Just as I hoped I wouldn't see but did, at full power it was running 75 ROP too.

Back at the engineer facility I pointed out FF seems right but this EGT indication is worrying (note Fuel Flow is a pressure indication not fuel flow).

They changed out the probe, still no joy, they checked the FCU and all in speck and checked all the injectors too. At this point they were happy to shrug their shoulders happy to see it fly away. After I showed some persistence they did set FF's at the max permissible and this resulted in a positive change, now it was 85 ROP at full power and full rich.

I was still not happy, clearly this engine was talking its just that we weren't listening properly.

The engineering company brought in the big guns, a major aircraft and engine rebuild shop, they were keen to play down the significance of an EGT reading if everything else checked out.

Feeling very unsupported I decided to give TCM tech support in the US a call. I now felt supported they backed me up stating at the absolute minimum 150 ROP should be achievable and if we aint see'n it then keep looking and don't worry about setting a FF above red line.

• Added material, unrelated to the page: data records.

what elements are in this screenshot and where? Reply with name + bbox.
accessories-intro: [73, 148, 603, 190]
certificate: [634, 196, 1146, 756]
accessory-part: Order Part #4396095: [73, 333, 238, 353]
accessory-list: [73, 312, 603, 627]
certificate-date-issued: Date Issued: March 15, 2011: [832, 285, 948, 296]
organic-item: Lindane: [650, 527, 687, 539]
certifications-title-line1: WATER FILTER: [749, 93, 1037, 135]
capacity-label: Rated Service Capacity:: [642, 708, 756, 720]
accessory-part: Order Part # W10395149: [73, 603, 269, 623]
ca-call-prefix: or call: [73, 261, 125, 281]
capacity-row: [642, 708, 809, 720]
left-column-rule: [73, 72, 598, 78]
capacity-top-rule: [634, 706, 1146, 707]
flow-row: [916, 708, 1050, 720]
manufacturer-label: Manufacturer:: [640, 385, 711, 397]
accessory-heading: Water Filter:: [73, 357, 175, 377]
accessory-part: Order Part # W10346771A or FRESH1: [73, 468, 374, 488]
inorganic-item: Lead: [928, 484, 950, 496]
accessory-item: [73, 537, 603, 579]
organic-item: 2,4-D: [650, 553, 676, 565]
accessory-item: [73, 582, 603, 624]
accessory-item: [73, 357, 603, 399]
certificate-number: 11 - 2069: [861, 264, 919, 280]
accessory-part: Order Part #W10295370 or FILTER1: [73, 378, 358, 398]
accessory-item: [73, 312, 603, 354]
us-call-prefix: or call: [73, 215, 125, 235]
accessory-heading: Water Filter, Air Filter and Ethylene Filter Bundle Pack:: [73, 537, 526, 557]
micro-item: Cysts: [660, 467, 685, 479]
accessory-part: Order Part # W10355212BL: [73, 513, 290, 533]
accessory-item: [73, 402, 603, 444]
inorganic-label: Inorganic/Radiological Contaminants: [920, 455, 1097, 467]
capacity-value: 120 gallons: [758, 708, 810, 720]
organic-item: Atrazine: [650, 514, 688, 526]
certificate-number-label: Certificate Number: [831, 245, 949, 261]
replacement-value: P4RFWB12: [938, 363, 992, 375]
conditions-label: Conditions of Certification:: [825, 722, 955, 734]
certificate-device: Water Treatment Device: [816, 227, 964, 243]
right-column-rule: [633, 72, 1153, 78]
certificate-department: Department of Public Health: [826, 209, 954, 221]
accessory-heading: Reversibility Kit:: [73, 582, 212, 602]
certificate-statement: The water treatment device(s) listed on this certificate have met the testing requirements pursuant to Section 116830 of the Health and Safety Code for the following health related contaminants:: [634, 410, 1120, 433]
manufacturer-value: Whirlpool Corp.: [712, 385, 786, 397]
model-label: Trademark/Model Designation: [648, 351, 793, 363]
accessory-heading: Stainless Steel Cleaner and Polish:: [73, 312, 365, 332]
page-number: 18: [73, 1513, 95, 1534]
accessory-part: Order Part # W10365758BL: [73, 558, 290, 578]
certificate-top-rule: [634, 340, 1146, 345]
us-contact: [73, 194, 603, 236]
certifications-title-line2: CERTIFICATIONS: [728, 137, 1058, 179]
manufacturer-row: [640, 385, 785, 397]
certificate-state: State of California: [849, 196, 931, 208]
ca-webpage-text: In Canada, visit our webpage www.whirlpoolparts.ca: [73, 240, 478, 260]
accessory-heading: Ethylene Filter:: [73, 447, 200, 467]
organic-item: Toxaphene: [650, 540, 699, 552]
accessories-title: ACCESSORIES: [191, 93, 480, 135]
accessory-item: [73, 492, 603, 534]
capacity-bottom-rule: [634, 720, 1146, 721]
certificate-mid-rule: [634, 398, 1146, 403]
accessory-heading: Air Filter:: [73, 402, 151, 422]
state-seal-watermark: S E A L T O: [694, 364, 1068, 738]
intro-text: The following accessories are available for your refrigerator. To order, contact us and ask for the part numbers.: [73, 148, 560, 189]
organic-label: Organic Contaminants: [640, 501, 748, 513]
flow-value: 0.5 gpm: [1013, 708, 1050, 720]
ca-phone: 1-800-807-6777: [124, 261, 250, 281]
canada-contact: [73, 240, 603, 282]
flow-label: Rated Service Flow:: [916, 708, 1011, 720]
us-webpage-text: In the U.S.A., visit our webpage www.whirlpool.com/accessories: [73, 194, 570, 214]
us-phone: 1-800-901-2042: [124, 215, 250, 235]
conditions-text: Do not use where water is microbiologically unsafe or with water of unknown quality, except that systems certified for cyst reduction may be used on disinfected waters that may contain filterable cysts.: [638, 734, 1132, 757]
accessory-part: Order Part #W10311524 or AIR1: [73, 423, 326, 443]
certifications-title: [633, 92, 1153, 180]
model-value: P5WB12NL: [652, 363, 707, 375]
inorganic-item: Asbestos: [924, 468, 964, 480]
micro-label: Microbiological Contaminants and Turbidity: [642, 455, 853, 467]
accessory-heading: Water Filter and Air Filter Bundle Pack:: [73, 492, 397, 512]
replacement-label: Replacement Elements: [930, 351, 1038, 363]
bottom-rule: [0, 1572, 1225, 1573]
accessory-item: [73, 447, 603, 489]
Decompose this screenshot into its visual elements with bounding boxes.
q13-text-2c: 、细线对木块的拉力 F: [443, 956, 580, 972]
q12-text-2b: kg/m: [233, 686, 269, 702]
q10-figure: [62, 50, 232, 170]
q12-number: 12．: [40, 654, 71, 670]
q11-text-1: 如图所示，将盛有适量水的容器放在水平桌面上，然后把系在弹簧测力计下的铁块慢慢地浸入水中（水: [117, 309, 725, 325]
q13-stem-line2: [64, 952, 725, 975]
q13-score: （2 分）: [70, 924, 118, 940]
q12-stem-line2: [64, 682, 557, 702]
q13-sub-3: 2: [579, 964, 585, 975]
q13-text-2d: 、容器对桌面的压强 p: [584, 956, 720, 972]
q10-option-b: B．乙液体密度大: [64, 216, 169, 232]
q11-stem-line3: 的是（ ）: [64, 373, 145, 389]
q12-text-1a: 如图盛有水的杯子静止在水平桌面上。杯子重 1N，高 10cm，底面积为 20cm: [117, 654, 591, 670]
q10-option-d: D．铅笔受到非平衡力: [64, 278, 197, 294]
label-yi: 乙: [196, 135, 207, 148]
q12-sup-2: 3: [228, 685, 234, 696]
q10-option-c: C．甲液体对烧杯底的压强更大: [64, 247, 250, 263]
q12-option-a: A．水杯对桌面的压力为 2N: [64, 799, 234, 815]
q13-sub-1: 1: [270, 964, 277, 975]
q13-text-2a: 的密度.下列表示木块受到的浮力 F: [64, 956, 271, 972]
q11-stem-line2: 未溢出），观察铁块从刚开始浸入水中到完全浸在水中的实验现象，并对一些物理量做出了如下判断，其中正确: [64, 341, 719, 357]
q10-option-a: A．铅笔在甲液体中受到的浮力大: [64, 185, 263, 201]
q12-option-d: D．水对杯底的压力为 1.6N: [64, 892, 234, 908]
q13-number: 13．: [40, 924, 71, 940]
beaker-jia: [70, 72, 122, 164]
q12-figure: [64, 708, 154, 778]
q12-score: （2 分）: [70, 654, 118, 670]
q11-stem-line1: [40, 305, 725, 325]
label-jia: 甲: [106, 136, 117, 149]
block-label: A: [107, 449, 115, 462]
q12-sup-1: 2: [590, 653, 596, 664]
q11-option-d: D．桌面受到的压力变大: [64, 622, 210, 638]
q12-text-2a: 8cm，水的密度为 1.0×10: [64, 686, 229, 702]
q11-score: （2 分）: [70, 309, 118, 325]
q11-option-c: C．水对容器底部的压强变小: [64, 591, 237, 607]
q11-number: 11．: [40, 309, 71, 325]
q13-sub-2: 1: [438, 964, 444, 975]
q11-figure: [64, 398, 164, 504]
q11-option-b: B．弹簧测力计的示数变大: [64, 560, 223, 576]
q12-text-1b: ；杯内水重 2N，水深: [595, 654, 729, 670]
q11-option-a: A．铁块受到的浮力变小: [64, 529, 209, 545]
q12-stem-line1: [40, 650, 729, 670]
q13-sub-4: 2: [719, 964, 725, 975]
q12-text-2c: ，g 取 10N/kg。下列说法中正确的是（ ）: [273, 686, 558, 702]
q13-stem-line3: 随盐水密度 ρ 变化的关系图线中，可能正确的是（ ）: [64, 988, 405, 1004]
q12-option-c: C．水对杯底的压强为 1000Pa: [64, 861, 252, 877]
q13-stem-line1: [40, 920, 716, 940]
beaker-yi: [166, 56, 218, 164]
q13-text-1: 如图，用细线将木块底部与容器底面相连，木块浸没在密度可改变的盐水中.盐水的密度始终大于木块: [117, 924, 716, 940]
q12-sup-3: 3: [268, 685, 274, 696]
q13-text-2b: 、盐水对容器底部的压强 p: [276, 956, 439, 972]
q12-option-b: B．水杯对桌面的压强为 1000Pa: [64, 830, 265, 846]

The company in turn brought in a very wise local CAR 35 fellow hoping he would douse the fire and cure me of my troublesome thoughts, then I could release the aircraft back to service. Fortunately he was a well read and wise fellow and stood by what TCM and I had been saying, there is a problem.

In the end they set a smidge over red line fuel flow, they could not get past the fact the red line was a legal limit that could get them in the poo for willfully ignoring.

In the end I think I saw 125 ROP at take off power, far from ideal, but the best I could push for.

Without the knowledge gained through JD and et al that poor old engine would have been climbed out under power, often in stinking hot OAT's running just a tad outside of the optimum detonation mixture setting. And given the natural spread of inter-cylinder mixture maldistribution no doubt some cylinders were smack bang at best detonation.

Sadly not many seemed to care.

MIC......that is eye watering :eek:

TCM were understating it. More like 200dF+ would be better.

The funny thing is if you are intellectually honest with yourself and the science you simply compare the BSFC at takeoff on a typical and properly set up Lycoming, and ask....what is actually different here? The answer is nothing.

You did well under pressure :ok:

And just a warning for Lycoming owners with engines or FCU's that are new in the last 3 years, do not assume they are set right. I have seen at least half a dozen now, and that represents a high number in percentage terms of new ones I have seen that need to come off and onto the flow bench. The Avstar and Precision folk I think are letting them out the door even if they meet min spec, and probably some old timers that worked their knew they all needed to be a max spec.

MIC
You might be pleased to know there is a propulsion engineer at CASA that is intrigued by this situation, I have offered to simulate in flight and record data on the effects of minimum or less flow, and then I will show him pressure traces. Only a long shot but maybe he will take the issue further. Not holding my breath but it is the first sign of hope!